- Born: 19 December 1985 (age 40) Grantham, Lincolnshire, England
- Education: Brighton Institute Of Modern Music
- Occupations: Musician, bassist
- Years active: 2004–present

= Dan Logan =

English musician, formerly bassist of Cat the Dog

Dan Logan (born 19 December 1985) is an English musician. Formerly the bassist of Cat the Dog, he recorded and toured with The Kooks and
played double bass for Brighton alt/blues band Sweet Sweet Lies as well as singing and playing all instruments in rock-a-billy side band Logan And The Faithfuls collaborating with various musicians. After a brief spell with The Lyrebirds he was bassist for a reformed The Ordinary Boys, and tech for The Maccabees. Since 2014, Logan has played bass and sung backing vocals for Chrissie Hynde.
During COVID-19, he retired from music to work in finance and UK politics.

==Biography==
Daniel Logan was born in Grantham, Lincolnshire, but was raised in Lymm, a village near Warrington, Cheshire. He was educated at home. He attended Brighton Institute Of Modern Music, where he met Daryl Pruess, Andrew Newton and Christopher Melian and together formed Cat the Dog in 2004.

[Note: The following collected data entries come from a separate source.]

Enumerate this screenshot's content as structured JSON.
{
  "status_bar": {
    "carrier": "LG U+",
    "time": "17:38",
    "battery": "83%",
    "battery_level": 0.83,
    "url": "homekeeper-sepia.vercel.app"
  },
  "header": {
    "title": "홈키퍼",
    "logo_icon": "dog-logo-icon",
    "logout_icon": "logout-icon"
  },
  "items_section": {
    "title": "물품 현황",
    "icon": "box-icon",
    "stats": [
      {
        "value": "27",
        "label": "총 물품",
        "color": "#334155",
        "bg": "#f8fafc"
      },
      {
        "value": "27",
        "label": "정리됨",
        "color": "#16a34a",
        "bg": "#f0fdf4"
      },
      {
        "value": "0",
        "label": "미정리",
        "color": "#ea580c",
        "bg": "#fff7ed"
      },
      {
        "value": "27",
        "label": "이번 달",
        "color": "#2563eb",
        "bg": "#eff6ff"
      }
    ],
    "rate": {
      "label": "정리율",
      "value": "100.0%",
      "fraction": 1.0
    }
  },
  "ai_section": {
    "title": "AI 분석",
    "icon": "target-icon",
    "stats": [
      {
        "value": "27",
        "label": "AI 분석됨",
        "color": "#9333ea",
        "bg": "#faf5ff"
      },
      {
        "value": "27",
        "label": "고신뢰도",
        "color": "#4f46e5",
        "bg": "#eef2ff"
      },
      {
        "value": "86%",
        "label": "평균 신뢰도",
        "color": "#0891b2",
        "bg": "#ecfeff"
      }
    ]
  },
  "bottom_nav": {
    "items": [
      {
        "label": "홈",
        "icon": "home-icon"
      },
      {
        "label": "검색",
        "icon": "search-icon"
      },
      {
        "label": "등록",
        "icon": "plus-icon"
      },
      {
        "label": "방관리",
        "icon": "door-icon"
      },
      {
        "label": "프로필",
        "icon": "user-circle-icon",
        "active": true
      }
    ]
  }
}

The band was signed to Virgin Records after only three shows. Cat the Dog split in December 2007 after their last tour with Zico Chain.

In January 2008, Logan joined The Kooks in place of Max Rafferty, who had parted ways with the band after the completion of their album Konk but before its release. Logan played bass during sessions for RAK (the bonus disc included with the special edition of Konk), on b-sides for the "Sway" single and also a cover of "Victoria" by The Kinks that was the band's contribution to the War Child Presents Heroes charity compilation. He toured with the band in North America, Europe, Asia and Australia, and appeared in the videos for all three of the album's singles, "Always Where I Need to Be," "Shine On" and "Sway." Despite the band's lead singer Luke Pritchard stating that he enjoyed playing with Logan, by October of the same year they had recruited Pete Denton to be their bassist and full member.